Ein Nachwort in eigener Sache: Als die vorige Folge dieser Zeitung in Druck ging, standen wir mit unserer Kritik an Cap Anamur ("Das inszenierte Drama") ziemlich einsam da in der deutschen Medienlandschaft. Leise Zweifel rührten sich: Hatten wir den edlen Rettern vielleicht doch Unrecht getan? Hatten wir, was uns in den Tagen zuvor vorzugsweise vom ZDF auf den Bildschirm geliefert worden war, vielleicht falsch interpretiert?

Die Zweifel währten nur einen Tag, dann zog Bundesinnenminister Otto Schily nach und äußerte öffentlich den Verdacht, die Cap-Anamur-Crew habe sich möglicherweise der Beihilfe zum Menschenhandel schuldig gemacht, was schwerwiegende strafrechtliche Konsequenzen haben könne. Und noch einen Tag später, während die ersten PAZ-Exemplare bei den Abonnenten eintrafen, ging das ARD-Magazin Panorama auf kritischen Kurs, sprach von "Geisterfahrt" und "PR-Aktion".

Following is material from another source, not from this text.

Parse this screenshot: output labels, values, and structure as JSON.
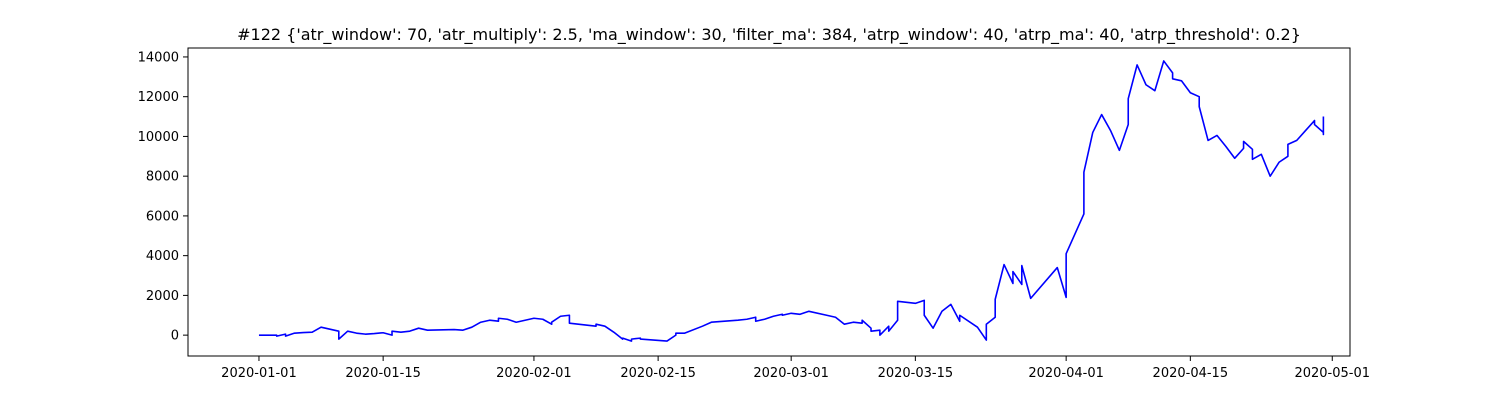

Inzwischen haben die italienischen Behörden bestätigt: Von den 37 an Bord der Cap Anamur befindlichen Afrikanern stammten 30 aus Ghana, sechs aus Nigeria und einer aus Niger. Sie hätten also schon auf Grund ihrer Herkunft keine Chance, in irgendeinem EU-Land Asyl zu bekommen. Kein einziger kam aus den von Hunger und von staatlich sanktioniertem Völkermord heimgesuchten Gebieten im Sudan. Folgerichtig lehnte Italien alle Asylanträge ab, will allerdings aus humanitären Gründen 14 der Betroffenen nicht sofort abschieben.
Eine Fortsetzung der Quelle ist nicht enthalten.